README.md

June 25, 2026 · View on GitHub

One-Stop VLA Development Toolbox for Embodied Intelligence

Pretraining · Fine-tuning · Inference · Evaluation
Supporting mainstream policies such as π0, CogACT, OFT, MemVLA, and more

Introduction

Dexbotic is a VLA (Vision-Language-Action) development toolbox built on the PyTorch framework, designed to provide a unified and efficient solution for embodied intelligence research. It comes with built-in environment configurations for various mainstream VLA models, allowing users to reproduce, fine-tune, and inference cutting-edge VLA algorithms with simple setup.

Ready-to-Use VLA Framework: Centered around VLA models, integrating embodied manipulation and navigation capabilities, supporting multiple cutting-edge algorithms.
High-Performance Pre-trained Foundation Models: For mainstream VLA algorithms such as π0 and CogACT, Dexbotic provides multiple optimized pre-trained models.
Modular Development Architecture: Adopting a "layered configuration + factory registration + entry dispatch" architecture, users can easily modify configurations, change models, or add tasks by simply modifying experimental scripts.
Unified Cloud and Local Training: Fully supports both cloud and local training needs, supporting cloud training platforms such as Alibaba Cloud and Volcano Engine, while also accommodating consumer-grade GPUs for local training.
Extensive Robot Compatibility: For mainstream robots such as UR5, Franka, and ALOHA, Dexbotic provides a unified training data format and deployment scripts.

🔥 News

[2026-06-25] Added Co-training capability for the DM0 model.
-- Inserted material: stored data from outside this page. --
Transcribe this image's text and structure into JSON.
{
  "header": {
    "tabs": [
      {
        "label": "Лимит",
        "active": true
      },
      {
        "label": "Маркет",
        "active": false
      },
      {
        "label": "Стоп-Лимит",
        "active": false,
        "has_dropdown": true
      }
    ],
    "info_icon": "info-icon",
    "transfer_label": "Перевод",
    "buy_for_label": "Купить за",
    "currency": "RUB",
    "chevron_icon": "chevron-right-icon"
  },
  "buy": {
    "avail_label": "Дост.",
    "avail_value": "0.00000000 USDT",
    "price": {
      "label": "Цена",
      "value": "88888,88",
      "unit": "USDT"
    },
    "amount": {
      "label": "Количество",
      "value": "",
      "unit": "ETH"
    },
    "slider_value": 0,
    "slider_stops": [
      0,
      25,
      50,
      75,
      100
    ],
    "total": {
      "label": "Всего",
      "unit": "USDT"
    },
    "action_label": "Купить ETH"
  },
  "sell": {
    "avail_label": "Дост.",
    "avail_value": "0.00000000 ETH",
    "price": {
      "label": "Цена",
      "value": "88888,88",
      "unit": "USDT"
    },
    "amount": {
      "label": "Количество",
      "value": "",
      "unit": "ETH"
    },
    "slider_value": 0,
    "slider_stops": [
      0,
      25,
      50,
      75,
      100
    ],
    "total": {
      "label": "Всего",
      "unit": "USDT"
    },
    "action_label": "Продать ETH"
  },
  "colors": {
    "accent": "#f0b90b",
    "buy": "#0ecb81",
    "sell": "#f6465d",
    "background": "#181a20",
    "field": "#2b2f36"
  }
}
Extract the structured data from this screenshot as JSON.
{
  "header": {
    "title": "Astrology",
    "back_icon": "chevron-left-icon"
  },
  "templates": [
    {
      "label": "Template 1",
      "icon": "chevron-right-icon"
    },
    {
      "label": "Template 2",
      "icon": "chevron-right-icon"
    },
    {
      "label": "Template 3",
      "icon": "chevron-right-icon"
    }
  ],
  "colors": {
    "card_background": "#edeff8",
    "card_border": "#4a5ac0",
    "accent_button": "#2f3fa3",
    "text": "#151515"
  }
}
See Hybrid DM0 Co-Training for details.
[2026-06-18] Released a DOS-W1 inference tutorial, covering how to integrate DOS-W1 with Dexbotic.
[2026-06-18] Added a DM0 realtime inference guide for the Triton-backed realtime backend, including 5x core inference speedup results.
[2026-06-12] Added a unified v1 inference API for consistent VLA/VLM serving across model wrappers.
[2026-05-15] Supported FSDP2 training backend for faster distributed training.
[2026-05-09] Supported Uni-NaVid with a guide.
[2026-04-27] Supported RLinf as an RL backend for RL post-training.
[2026-03-30] Supported GR00TN1.
[2026-03-30] Added Co-training capability for the Pi05 model.
[2026-03-30] Released a tutorial on integrating XLeRobot with Dexbotic.
[2026-02-10] DM0 released! See the technical report for more information.
[2026-02-10] Partnership Announcement: We are excited to announce a strategic collaboration with RLinf. Together, our teams will advance VLA + RL research and applications.
[2026-01-15] Released a tutorial on integrating SO-101 with Dexbotic.
[2026-01-15] Supported GRPO
[2026-01-15] Supported NaVILA.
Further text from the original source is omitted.